Pourquoi soumettons-nous nos radiateurs de salle de bains à des tests extrêmes ?
Ayons l’honnêteté : les salles de bains sont un véritable cauchemar pour les appareils électroniques. Il y a de la vapeur partout, des éclaboussures d’eau à tout moment, et la température peut passer de très basse à très élevée en quelques minutes seulement.
Si un radiateur n’est pas conçu pour résister à ces conditions, il est condamné. Les joints se détériorent, les pièces métalliques se rouillent, et l’appareil finit par tomber en panne avant même que vous n’ayez eu le temps de prendre une douzaine de douches. Nous utilisons donc des boîtiers munis d’une certification IP44 pour empêcher l’eau d’entrer, mais cette certification ne garantit pas pour autant que l’appareil durera des années.
C’est pourquoi nous soumettons chaque lot à des tests de vieillissement sous humidité et chaleur.
Comment l’humidité pénètre dans l’appareil ?
L’eau vaporisée est extrêmement fine ; elle peut pénétrer dans des interstices que l’eau liquide ne peut même pas atteindre. Une fois l’humidité à l’intérieur du boîtier, elle s’accumule autour des contacts électriques et des joints en verre. Lorsque le radiateur se réchauffe puis refroidit, cela crée une sorte d’effet de vide, ce qui fait entrer de l’air humide directement dans les circuits électriques. Si les joints ne sont pas parfaitement hermétiques, cela provoque de l’oxydation, ce qui entraîne une résistance accrue, puis un surchauffage, et finalement la destruction de l’appareil. C’est simple comme ça.
Tests pour simuler les conditions réelles
Nous ne nous contentons pas de brancher le radiateur et de dire : « Oui, il fonctionne bien ». Au lieu de ça, nous le plaçons dans une chambre climatique. Nous augmentons alors la température et l’humidité pendant de longues périodes, afin de simuler des conditions extrêmes.

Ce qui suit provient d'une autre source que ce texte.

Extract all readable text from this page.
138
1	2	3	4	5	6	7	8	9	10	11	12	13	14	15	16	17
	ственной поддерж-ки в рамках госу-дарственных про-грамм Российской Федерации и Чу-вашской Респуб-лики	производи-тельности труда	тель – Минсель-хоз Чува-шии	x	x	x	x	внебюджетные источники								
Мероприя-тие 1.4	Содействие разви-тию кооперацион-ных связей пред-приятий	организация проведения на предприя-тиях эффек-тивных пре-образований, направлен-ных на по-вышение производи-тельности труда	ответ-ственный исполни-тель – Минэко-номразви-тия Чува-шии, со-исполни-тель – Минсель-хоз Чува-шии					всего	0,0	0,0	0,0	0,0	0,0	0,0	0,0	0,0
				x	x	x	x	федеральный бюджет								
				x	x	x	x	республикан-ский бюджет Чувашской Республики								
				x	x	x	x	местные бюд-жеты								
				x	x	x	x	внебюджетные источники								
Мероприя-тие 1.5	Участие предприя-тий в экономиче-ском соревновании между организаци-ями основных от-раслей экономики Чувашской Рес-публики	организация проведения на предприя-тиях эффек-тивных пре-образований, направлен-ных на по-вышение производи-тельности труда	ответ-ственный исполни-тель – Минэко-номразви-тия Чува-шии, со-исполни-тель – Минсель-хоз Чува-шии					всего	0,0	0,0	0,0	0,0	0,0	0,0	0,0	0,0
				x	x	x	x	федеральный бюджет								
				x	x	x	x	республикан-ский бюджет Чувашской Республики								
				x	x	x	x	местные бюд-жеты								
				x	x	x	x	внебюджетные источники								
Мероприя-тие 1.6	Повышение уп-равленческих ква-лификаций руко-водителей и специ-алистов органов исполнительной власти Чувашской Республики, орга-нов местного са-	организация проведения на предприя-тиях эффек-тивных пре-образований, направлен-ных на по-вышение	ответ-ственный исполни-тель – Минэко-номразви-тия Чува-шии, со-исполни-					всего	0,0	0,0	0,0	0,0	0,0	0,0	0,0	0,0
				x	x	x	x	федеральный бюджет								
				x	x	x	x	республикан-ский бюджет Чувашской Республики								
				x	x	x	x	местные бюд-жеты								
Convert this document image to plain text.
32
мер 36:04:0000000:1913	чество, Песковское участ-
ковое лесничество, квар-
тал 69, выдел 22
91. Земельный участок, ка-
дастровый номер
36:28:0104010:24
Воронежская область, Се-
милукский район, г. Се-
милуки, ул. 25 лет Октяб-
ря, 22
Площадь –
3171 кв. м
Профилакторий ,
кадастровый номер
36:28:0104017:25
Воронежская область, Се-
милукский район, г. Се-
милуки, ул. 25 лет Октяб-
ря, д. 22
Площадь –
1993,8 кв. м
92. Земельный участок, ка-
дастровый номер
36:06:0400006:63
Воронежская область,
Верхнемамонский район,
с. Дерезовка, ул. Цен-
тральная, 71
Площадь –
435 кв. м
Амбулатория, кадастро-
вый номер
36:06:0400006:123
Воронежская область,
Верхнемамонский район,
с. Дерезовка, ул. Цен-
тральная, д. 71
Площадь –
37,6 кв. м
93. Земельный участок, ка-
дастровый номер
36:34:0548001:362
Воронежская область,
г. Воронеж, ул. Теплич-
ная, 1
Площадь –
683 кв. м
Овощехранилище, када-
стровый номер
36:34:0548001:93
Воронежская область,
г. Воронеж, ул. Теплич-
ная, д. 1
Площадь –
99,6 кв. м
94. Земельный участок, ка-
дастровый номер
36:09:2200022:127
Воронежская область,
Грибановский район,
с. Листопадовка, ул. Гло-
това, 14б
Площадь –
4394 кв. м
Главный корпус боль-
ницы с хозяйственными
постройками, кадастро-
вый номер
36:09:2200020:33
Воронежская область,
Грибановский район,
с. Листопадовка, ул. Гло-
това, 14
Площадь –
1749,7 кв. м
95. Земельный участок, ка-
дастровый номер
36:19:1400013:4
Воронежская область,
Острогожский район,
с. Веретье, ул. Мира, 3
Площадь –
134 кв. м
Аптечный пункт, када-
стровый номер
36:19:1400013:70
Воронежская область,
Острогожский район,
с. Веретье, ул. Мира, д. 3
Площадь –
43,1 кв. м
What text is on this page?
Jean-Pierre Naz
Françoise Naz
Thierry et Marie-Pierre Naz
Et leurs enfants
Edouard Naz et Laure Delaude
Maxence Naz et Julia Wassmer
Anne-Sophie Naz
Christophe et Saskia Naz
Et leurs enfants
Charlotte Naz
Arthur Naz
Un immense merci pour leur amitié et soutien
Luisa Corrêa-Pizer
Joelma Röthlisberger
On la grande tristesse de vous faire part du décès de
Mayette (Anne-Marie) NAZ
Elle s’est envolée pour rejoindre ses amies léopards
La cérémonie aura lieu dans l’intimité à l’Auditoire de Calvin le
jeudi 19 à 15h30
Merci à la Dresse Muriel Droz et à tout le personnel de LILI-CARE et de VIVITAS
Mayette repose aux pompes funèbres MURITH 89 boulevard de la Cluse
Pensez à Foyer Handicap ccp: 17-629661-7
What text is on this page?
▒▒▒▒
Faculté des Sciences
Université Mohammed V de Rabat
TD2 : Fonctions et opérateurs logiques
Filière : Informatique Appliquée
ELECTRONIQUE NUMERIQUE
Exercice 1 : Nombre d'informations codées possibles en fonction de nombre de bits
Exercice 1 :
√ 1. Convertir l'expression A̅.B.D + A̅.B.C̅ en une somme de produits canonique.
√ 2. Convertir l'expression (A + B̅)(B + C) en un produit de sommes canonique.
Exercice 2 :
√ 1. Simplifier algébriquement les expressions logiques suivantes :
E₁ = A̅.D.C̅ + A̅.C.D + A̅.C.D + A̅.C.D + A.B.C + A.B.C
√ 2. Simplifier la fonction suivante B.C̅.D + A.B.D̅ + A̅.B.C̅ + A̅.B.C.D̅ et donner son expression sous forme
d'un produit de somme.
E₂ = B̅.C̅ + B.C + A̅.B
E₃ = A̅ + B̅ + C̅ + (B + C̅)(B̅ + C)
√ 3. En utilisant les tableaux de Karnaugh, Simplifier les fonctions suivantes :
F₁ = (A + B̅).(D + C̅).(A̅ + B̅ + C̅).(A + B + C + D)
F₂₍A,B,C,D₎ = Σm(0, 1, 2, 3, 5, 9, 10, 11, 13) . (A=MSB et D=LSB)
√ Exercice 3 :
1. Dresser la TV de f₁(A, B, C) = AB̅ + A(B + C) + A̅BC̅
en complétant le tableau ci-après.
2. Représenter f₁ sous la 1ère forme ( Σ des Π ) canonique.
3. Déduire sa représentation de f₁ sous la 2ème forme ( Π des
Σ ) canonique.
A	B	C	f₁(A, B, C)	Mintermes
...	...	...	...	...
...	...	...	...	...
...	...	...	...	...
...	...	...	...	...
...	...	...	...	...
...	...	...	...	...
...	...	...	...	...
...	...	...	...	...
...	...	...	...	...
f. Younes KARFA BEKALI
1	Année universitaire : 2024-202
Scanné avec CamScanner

Nous cherchons ainsi le moment exact où l’appareil commence à défaillir. Si l’isolation tombe en panne ou si les joints se déforment à cause de la chaleur, l’appareil est inutilisable. Nous préférons qu’il tombe en panne dans notre laboratoire plutôt que dans votre salle de bains.
Trouver l’équilibre idéal
On pourrait penser : « Il suffit de sceller l’appareil hermétiquement ! » Mais il y a un problème : si nous scellons l’appareil trop hermétiquement, la chaleur reste coincée à l’intérieur. Les composants internes finissent alors par être détruits par leur propre chaleur. Il faut donc trouver un équilibre entre étanchéité et circulation d’air suffisante pour permettre aux composants électroniques de fonctionner correctement. C’est un équilibre délicat, mais c’est la seule façon de s’assurer que ces appareils durent vraiment.